Making the illusion convincing, however, was an engineering feat that took years to accomplish. "The more research we did," Sasaki says, "we realized that this couldn't be [made from] off-the-shelf parts. Every single component needed to be designed from scratch."
BMO Senior Curator Brad van der Zanden explains that the work was installed in early 2023 with the intention to exhibit that year, but the project's technical complexity was such that it wasn't up and running till this past summer. They were able to extend its tenure in the Project Room through August for viewing.
The first time Sasaki saw the work in action, it was "so incredibly uplifting," he says. "There was something about being in that space that felt like it was charging up my body." He sees the work — with its proposition of infinite potential — as a metaphoric "wish for ourselves."

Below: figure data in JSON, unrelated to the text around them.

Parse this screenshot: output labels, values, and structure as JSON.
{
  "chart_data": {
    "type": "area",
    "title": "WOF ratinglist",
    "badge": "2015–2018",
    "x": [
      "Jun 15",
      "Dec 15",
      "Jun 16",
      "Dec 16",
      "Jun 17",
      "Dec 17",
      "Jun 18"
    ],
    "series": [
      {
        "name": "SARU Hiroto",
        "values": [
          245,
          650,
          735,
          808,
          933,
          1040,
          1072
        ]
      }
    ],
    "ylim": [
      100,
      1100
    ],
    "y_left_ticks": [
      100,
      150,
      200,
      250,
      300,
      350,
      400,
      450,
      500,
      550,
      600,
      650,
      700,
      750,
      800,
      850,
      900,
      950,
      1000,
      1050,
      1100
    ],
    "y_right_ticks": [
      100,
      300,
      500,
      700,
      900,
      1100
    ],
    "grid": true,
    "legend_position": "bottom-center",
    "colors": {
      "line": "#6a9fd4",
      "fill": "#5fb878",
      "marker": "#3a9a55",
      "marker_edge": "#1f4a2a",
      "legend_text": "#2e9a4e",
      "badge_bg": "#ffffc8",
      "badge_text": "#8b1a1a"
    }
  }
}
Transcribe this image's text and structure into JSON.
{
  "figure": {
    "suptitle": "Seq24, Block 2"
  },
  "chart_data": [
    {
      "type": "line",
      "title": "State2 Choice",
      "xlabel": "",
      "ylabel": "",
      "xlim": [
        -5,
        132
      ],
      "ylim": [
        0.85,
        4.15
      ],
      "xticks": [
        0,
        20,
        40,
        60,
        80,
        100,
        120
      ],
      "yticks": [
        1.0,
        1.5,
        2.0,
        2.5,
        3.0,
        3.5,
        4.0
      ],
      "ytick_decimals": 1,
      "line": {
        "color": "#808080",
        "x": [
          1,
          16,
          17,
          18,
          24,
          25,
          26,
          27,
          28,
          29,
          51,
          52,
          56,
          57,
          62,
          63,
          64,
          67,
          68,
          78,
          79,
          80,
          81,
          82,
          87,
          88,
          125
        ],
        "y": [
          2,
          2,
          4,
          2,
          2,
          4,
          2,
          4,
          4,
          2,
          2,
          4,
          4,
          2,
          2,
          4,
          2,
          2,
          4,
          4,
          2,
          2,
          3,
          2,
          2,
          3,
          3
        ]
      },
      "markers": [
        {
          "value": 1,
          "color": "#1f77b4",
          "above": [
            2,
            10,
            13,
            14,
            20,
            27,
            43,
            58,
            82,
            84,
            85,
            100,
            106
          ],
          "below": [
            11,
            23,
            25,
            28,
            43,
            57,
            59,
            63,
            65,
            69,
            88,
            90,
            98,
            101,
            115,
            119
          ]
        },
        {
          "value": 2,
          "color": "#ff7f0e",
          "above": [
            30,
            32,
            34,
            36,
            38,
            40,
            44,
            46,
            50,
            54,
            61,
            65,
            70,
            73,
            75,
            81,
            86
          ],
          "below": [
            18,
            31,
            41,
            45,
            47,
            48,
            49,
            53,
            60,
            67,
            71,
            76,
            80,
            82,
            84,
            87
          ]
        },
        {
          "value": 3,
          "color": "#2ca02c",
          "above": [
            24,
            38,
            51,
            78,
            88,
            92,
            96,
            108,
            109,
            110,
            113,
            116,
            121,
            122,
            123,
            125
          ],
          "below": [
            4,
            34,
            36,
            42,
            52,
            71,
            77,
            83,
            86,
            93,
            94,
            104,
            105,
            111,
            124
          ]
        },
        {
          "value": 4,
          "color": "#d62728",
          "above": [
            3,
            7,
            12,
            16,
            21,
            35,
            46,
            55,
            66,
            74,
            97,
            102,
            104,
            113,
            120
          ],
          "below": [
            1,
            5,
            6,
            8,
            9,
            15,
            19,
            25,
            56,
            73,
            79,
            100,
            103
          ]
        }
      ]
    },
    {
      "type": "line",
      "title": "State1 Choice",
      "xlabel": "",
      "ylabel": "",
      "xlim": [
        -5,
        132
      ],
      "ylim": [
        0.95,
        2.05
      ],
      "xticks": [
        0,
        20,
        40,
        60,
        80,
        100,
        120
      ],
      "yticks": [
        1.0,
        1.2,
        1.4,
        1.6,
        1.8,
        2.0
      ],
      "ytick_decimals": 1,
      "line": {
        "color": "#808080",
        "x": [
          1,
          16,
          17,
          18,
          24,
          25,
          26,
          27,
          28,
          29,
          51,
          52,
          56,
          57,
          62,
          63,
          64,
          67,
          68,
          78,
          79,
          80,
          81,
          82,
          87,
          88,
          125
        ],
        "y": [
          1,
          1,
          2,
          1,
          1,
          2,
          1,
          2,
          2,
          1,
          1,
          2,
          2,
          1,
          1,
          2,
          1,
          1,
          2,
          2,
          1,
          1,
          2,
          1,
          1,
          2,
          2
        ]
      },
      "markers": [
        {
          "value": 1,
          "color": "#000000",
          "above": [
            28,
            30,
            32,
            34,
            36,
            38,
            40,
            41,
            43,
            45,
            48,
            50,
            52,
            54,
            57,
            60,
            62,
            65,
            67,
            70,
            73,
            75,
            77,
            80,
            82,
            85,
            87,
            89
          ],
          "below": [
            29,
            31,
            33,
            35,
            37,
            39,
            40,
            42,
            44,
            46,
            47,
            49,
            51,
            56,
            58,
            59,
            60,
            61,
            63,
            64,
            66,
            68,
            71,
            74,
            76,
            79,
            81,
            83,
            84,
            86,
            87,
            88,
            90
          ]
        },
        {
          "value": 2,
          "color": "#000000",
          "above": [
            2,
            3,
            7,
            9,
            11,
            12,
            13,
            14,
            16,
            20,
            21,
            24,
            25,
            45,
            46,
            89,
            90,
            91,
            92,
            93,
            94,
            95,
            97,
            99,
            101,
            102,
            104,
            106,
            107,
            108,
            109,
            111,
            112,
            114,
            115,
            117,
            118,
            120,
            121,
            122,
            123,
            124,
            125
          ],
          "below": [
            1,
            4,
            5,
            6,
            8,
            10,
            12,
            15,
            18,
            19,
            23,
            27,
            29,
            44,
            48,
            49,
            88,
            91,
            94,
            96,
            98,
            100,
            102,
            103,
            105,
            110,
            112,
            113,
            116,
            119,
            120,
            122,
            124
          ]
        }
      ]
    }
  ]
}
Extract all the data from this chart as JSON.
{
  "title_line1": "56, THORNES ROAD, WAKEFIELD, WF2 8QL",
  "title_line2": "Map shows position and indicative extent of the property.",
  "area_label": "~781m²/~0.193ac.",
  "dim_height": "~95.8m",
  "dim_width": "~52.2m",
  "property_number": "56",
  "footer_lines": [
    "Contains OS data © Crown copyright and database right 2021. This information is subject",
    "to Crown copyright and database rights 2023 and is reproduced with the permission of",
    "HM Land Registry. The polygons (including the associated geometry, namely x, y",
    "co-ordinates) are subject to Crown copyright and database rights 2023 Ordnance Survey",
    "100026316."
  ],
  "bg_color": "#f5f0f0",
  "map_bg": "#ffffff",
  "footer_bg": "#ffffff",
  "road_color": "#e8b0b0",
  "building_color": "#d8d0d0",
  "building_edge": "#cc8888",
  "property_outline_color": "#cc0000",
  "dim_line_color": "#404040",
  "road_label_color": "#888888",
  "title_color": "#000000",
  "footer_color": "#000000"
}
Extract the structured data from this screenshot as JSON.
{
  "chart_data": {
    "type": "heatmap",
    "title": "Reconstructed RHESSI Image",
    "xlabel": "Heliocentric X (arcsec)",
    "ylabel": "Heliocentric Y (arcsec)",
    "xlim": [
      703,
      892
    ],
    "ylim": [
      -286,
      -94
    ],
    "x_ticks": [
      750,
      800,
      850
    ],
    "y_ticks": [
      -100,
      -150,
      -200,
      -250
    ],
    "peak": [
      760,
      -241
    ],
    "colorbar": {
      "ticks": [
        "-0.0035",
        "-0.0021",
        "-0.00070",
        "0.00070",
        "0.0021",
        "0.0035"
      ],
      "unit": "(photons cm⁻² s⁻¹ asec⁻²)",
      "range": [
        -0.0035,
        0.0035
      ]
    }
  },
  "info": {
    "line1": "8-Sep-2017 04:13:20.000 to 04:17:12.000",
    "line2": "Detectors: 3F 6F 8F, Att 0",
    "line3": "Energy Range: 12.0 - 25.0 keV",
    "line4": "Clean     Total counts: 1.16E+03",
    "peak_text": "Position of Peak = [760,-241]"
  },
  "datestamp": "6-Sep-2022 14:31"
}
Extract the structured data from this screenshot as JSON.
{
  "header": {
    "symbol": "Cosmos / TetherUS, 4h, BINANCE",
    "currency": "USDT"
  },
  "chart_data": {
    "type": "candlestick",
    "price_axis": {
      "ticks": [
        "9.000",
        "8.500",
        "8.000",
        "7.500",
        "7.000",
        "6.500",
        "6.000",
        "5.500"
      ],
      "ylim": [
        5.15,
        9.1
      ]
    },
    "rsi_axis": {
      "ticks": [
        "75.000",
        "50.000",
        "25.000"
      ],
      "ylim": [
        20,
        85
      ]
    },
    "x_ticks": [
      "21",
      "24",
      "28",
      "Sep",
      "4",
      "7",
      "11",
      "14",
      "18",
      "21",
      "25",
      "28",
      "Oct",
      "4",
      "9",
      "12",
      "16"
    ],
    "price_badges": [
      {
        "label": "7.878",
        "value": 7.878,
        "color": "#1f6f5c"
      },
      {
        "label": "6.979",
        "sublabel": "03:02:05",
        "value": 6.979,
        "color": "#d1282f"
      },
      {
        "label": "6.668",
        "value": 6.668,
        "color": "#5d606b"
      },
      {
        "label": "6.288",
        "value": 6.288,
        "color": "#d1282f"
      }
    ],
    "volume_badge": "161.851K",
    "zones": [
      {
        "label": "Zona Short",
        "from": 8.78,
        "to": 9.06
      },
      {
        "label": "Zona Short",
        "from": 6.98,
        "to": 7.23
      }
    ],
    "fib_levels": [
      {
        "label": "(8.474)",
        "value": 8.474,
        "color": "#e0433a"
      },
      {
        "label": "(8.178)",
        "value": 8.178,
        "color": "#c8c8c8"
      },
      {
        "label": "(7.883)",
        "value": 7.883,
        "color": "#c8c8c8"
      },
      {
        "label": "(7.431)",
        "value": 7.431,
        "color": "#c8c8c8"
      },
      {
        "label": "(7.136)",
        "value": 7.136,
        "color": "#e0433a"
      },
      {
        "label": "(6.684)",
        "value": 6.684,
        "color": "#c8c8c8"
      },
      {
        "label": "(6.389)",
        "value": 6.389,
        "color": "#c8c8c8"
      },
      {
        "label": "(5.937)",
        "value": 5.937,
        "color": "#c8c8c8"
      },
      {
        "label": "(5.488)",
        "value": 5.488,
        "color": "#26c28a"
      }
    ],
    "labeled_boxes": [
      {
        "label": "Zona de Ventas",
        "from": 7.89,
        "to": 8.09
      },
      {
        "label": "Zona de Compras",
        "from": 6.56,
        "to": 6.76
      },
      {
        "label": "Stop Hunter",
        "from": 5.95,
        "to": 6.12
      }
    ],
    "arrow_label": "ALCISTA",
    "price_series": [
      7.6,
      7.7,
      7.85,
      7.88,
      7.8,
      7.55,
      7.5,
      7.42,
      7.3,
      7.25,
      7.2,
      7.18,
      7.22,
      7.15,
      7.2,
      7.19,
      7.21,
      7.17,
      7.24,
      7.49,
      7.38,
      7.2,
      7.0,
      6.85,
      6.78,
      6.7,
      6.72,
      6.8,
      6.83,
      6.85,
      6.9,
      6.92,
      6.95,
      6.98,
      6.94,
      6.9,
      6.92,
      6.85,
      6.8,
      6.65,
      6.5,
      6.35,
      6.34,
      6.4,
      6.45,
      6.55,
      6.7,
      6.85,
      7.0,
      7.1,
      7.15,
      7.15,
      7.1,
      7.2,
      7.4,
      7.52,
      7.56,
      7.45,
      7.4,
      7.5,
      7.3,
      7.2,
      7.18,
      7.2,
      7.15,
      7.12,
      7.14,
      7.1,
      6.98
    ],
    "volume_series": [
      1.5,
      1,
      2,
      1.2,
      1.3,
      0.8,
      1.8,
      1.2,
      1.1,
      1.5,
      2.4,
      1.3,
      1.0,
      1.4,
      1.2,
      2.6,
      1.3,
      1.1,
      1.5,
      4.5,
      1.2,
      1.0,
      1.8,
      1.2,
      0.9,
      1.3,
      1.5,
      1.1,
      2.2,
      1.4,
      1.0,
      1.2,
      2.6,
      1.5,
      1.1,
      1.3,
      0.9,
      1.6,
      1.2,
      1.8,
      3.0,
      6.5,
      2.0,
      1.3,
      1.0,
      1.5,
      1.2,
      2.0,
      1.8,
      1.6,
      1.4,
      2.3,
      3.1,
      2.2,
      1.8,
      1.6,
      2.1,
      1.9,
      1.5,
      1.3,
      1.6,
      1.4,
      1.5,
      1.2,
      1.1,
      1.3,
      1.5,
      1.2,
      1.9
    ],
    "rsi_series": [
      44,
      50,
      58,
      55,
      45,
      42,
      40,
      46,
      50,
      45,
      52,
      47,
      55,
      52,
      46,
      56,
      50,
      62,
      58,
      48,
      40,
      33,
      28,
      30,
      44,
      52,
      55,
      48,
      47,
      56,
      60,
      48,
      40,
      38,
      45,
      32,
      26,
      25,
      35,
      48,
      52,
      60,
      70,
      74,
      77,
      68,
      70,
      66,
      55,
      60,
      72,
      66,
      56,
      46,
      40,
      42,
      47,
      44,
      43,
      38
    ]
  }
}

"I'm sure a lot of people … can relate to feeling rundown and needing to find sources of renewed energy," he says. The bouncing ball represents the impossible dream of being able to go on forever.
The artwork is also something of a love letter to the space itself, where more than a dozen Canadian artists have been given the opportunity to explore possibility in this semi-secret sandbox perched high in the sky. He mentions Roula Partheniou's meticulously sculpted carnival game installation and Michel de Broin's sandcastle-building machine as memorable editions. The BMO Project Room itself has been a space of endless potential.
And though the door may have closed on Sasaki's turn in the room, it is easy to imagine that small orange ball still in there — bouncing around forever.